If all goes as planned then in the next 10 years, you could hop on to an electric battery-powered plane. UK budget airline EasyJet has paired with US firm Wright Electric to develop a battery-powered aircraft fleet that can be used for its short-haul flights. Should the commercial e-plane become a reality, it would have huge benefits for the environment. Airplanes release around 500 million tons of carbon dioxide into the atmosphere each year, representing a significant contribution to global warming. Electric flight replaces petrochemical consumption with cleaner, battery-powered electricity. As part of a wider strategy to progressively decarbonise and reduce noise from aviation operations, EasyJet hopes to build the all-electric commercial passenger jet within the next decade. EasyJet and Wright Electric envision that the electric planes will be powered by swappable battery packs. A distributed electric propulsion system, which sees electric power shared across motors integrated into the wing, will enable a more energy-efficient flight.

The electric aircraft could be used for flights under two hours or 335 miles, which would cover up to 20% of EasyJet’s routes flown, including the UK and European short-hauls such as London to Paris and Amsterdam, and Edinburgh to Bristol. Every short-haul flight could be electric within 20 years. Short-haul flights account for 30% of all flights and 50% of regional flights. In 20 years, you will most likely be able to buy a ticket for a flight on an electric airplane capable of commuting 100 passengers.

EasyJet has a carbon emissions target of 72 gm by 2022, which would be a 10% reduction from today’s performance and a 38% improvement from 2000. This move makes EasyJet the first major airline to commit to developing an all-electric aircraft. And it is not just one company which is talking about electric planes. Zunum Aero, a start-up based in suburban Seattle, believes millions of people will be comfortable flying on the hybrid electric planes it plans to deliver starting in 2022. The hybrid electric jet will seat up to 12 people, fly up to 700 miles and have operating costs of 8 cents per seat mile, below the operating costs of small turboprops and business jets powered by jet fuel.

The travel time of over four hours would be cut in half by avoiding the crowds and security lines at big hubs that are required for larger planes. About 96% of US air traffic travels through 1% of its airports, leaving thousands of small airports virtually untapped.

In April, Lilium, the “world’s first” electric jet plane capable of taking off and landing vertically, successfully completed test flights in Germany, while Airbus presented its concept for a tilting-rotor-powered flying electric car at the Geneva Motor Show, with plans to test it later this year.

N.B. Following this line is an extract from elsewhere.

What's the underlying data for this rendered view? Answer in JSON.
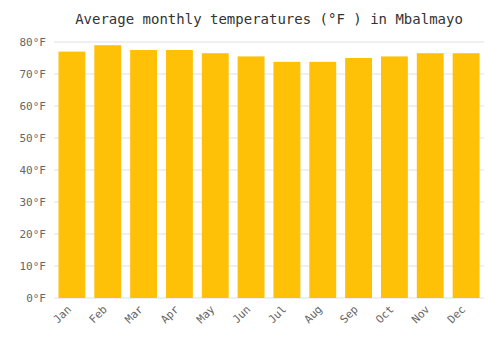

In addition, US-based start-up Kitty Hawk revealed a prototype for an electric vehicle that moves like a flying jet ski, which, it says, will hit the market later this year, and the Daimler-backed autonomous passenger drone company Volocopter reportedly took Dubai’s Crown Prince Sheikh Hamdan bin Mohammed on a 200-m-high flight across the Emirati city earlier this week. In the past 150 years, atmospheric carbon dioxide levels have risen an estimated 35%. While hybrid electric and full-electric vehicles have become more common in recent years, the aviation industry has been slow to embrace e-planes partially because of the weight and cost of lithium-ion battery packs.

When a single person flies round-trip from New York to London, that travel generates approximately the same greenhouse gas emissions as heating a residential home for a year. In order for electric flights to really take off and become mainstream in both commercial and recreational markets, it needs better batteries.

Other industries have replaced traditional lead-acid batteries with lithium-ion batteries, which now power most of our laptops, phones and electric cars. But in order to be aviation-compatible, the next generation of batteries needs to deliver a whopping amount of power while being simultaneously smaller, safer and lighter than lithium-ion ones. Electric drones would soon be scaled up to become personal electric aircraft.